Friday, 3 January 2014

Duck with red cabbage: our last meal of 2013

After the lavish Christmas lunch our new year's eve's dinner looked very modest in comparison, but I was feeling absolutely rotten and had no energy to cook a three-course meal. We didn't have guests either. We didn't celebrate, my guys went to bed rather early and didn't stay until midnight to greet 2014. I kept reading until 12am, listened to some boom-boom of the nearby fireworks and then decided it was time for me to join my sleeping army as well.
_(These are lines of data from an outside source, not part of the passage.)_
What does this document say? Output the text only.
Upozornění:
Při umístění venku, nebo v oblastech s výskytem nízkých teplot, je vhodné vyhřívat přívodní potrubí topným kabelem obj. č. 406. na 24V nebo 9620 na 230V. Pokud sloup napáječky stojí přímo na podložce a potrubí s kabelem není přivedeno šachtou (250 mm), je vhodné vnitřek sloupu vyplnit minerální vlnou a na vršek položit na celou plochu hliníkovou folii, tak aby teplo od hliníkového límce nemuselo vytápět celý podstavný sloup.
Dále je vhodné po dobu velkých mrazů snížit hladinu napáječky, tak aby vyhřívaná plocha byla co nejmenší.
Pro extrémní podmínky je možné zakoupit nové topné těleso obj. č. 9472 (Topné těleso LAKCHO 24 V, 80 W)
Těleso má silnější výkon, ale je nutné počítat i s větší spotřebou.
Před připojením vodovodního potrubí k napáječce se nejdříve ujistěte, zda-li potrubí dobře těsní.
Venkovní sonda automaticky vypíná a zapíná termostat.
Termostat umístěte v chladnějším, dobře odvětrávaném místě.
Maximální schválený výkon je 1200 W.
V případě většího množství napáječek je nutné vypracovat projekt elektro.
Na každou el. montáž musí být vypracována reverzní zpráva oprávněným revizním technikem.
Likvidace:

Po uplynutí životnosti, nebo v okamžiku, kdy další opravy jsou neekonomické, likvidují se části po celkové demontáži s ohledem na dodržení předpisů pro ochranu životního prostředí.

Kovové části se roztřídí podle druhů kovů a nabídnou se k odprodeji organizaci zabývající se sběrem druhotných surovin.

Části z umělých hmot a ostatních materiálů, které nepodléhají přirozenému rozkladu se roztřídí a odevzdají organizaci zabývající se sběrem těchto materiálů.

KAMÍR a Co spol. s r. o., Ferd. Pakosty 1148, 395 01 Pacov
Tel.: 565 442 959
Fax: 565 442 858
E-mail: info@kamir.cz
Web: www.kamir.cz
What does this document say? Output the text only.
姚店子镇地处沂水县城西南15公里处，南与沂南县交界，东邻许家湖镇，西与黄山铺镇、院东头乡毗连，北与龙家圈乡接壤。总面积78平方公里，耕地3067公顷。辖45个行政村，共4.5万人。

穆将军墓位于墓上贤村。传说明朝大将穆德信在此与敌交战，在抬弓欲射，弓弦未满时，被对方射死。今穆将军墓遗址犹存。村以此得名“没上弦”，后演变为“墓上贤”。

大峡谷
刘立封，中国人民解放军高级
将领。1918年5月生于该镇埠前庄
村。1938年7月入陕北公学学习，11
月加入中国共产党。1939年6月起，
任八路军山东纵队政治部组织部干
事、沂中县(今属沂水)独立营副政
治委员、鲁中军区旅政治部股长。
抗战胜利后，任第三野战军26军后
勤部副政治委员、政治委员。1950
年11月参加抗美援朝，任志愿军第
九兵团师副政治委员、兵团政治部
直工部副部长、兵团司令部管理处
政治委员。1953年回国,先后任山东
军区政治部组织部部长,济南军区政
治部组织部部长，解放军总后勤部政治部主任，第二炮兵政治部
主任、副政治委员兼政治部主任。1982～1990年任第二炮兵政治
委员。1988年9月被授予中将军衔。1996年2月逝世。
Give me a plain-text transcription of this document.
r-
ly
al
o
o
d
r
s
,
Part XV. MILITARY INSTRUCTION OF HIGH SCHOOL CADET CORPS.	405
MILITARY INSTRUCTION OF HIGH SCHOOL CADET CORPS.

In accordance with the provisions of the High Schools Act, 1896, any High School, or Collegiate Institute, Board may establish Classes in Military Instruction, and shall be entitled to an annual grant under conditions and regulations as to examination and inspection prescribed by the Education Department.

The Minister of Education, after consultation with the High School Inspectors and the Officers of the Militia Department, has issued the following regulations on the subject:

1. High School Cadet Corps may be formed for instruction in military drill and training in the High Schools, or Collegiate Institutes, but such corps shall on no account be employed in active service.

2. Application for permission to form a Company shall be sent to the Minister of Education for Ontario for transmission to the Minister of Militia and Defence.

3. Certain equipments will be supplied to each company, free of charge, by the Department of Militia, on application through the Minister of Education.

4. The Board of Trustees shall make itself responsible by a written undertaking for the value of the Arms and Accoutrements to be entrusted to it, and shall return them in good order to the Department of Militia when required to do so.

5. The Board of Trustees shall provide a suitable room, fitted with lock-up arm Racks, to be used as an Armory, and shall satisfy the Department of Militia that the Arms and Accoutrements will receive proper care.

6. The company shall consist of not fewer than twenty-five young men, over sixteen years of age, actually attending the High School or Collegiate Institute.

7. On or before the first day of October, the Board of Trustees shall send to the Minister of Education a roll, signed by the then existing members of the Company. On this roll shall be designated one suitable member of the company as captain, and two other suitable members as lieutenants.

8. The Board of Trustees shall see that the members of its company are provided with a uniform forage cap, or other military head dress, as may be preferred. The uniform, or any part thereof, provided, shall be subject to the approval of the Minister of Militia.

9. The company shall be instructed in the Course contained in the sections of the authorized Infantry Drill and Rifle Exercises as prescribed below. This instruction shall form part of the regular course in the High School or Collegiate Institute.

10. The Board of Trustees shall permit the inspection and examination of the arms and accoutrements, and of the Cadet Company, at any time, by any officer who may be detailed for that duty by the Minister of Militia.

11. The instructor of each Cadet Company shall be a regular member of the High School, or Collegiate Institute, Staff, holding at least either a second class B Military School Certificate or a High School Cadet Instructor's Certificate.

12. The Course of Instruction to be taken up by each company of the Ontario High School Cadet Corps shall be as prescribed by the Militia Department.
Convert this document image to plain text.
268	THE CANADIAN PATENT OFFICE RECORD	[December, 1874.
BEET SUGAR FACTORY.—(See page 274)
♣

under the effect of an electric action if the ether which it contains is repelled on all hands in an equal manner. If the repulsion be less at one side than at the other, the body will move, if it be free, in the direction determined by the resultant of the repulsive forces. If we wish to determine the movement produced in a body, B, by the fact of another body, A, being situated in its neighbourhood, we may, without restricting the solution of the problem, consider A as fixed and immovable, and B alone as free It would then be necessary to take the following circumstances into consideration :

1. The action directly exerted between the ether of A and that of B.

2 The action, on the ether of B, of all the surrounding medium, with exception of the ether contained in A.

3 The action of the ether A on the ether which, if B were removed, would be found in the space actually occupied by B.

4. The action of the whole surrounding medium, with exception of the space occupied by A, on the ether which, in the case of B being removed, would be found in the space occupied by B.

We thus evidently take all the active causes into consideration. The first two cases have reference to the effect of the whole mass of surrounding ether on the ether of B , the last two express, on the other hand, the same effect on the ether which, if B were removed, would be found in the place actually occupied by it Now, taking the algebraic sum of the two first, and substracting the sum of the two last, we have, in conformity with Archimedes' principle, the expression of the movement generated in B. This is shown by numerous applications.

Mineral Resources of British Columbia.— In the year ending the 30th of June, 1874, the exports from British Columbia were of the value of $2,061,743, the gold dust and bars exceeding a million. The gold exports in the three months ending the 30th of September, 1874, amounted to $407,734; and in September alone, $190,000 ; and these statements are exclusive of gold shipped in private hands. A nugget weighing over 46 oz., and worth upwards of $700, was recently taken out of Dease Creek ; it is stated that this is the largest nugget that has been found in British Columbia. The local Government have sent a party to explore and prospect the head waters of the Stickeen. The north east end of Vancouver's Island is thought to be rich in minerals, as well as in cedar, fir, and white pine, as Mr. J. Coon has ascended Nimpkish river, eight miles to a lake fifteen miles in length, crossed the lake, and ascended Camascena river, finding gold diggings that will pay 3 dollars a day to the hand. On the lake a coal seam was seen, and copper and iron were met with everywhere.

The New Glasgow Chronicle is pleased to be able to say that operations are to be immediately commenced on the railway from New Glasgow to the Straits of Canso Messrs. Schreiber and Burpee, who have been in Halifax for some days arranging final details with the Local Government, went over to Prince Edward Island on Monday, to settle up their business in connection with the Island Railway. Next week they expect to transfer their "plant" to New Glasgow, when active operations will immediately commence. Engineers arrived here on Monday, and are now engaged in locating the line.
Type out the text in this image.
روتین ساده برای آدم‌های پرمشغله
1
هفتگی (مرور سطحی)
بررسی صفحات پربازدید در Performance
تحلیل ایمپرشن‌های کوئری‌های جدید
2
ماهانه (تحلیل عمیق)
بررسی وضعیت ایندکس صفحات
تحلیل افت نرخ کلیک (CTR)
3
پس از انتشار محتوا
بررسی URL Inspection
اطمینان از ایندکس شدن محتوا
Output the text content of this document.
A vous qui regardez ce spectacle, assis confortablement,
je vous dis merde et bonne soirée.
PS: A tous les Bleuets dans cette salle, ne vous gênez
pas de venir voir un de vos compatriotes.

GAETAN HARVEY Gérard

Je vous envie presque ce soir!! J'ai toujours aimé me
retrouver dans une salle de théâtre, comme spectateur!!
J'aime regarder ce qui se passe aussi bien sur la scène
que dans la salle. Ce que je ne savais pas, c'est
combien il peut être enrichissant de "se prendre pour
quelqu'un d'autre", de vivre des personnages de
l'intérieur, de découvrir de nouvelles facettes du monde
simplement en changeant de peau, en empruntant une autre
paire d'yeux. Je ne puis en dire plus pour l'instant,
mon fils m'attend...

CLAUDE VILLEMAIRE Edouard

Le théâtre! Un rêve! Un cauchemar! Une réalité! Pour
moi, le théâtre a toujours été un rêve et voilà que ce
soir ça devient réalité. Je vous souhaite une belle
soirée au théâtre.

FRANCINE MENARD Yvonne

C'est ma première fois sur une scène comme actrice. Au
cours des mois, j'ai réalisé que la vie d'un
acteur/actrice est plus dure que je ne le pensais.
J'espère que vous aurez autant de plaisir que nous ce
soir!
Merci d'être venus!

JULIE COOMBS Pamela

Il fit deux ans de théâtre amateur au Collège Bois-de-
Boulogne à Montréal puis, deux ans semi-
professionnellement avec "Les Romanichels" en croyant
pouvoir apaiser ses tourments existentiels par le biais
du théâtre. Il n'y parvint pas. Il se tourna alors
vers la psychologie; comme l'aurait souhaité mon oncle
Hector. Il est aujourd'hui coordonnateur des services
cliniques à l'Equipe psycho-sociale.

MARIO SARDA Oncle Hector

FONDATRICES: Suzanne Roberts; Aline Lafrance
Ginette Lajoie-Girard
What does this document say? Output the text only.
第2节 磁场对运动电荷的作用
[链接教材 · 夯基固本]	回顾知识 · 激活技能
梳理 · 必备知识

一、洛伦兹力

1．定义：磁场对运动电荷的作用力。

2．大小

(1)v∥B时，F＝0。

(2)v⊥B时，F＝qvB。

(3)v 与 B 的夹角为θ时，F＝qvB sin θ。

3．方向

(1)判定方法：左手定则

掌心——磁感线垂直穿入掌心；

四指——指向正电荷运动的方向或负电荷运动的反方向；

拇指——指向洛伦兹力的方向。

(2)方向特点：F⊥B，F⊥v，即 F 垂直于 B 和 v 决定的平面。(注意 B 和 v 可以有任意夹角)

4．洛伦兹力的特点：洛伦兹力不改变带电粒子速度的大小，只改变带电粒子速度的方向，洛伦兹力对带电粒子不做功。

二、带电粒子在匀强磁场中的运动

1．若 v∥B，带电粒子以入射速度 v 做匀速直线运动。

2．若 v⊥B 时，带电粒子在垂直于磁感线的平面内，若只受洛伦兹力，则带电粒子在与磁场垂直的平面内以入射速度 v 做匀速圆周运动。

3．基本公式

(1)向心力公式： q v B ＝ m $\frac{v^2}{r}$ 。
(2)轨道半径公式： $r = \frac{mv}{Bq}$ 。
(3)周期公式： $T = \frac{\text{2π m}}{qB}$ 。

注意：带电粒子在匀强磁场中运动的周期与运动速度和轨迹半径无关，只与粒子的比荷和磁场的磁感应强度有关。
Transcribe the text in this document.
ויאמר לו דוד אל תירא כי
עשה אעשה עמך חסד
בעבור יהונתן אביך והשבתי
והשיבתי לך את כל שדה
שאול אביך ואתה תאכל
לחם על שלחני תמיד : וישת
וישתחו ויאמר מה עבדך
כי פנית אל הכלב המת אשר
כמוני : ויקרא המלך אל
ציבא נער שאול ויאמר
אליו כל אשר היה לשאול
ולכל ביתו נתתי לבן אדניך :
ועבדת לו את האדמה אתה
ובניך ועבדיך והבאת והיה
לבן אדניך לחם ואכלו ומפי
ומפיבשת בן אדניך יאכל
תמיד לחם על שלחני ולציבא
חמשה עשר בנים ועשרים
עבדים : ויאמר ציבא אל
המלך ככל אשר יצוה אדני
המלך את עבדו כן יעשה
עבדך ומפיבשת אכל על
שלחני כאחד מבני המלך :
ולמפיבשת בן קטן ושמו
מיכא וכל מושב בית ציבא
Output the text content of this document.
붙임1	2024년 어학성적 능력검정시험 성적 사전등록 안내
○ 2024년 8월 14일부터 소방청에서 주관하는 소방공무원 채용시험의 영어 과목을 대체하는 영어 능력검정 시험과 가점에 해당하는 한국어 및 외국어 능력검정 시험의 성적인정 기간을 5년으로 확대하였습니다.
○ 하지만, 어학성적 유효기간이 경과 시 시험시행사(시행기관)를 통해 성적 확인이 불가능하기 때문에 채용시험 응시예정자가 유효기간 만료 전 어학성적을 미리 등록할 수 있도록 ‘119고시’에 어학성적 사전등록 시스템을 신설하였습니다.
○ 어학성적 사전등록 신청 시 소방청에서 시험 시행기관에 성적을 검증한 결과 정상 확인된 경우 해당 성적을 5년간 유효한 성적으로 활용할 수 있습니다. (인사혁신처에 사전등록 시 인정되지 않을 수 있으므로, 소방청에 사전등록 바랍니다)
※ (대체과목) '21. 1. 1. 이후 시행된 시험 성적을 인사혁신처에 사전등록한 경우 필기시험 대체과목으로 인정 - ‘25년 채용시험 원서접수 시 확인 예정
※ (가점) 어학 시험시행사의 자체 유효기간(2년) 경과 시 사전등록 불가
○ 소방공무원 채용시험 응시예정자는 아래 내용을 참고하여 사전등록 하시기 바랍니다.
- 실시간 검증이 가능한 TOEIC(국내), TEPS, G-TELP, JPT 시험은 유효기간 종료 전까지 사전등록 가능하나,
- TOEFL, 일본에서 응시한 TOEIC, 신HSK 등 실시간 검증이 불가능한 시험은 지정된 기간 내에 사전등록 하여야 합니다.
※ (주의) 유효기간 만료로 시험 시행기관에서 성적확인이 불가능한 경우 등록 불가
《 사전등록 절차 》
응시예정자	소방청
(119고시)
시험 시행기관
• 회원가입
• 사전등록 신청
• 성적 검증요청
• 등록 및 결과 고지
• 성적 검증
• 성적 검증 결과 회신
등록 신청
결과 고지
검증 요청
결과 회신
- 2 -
For the last meal of 2013 I have picked Nigel Slater's recipe for Red Cabbage with Prunes and Port. It was a starting point for my dish of Duck with red cabbage.
I went to Waitrose with the very good intentions of buying a jar of duck confit needed for his recipe, but after looking at the price (£10.99), I decided against it, as the fresh duck legs would cost less than a half of that, and I still had some duck fat left in a jar from Christmas.

Duck with red cabbage 
2 duck legs
2tsp duck fat
a dash of sherry+ a squeeze of lemon juice
150g prunes
port, enough to cover the prunes in a bowl
1 small red cabbage
4tbsp cranberry & port sauce
2tsbp cranberry jelly (optional)
juniper berries
sea salt, pepper

Put the prunes in a small bowl and pour the port over, enough to cover the prunes, let them soak for an hour. I didn't stone the prunes.
Put the duck legs in a roasting dish, slightly smear with 1tbsp of duck fat, season well and put the tray in the oven preheated to 200C. Roast until the skin is crispy and the duck is cooked well (none of that pink nonsense please). Squeeze some lemon juice and add a dash of sherry if you want mid-way through cooking.
Put the finely shredded red cabbage in a deep frying pan or wok with 1tbsp of duck fat and add the juniper berries, add a bit of water, cover with the lid and cook for at least 30 minutes.
Nigel Slater's timing of cooking the red cabbage is much shorter, but while I love fresh crunchy cabbage in slaws and salads, it has to be cooked well in a dish like this in my opinion. Keep checking the cabbage, and adding a bit more water if necessary. Add the cranberry sauce and jelly (we had the remains from Christmas). Add the prunes and port as well, mix well. The cabbage should be soft, not crunchy, but not overcooked to the point when it is disintegrating.
Shred the duck meat, add to the cabbage and serve while hot.

It was a lovely combination of flavours and textures. Duck was nicely complemented by the sweet prunes and cabbage, the port added the richness to the final dish, so all in all, a very satisfactory meal, albeit not exactly as Nigel Slater planned when he wrote his recipe.

And if you wonder what our first meal of 2014 was, I'll tell you: we had pancakes. What about you?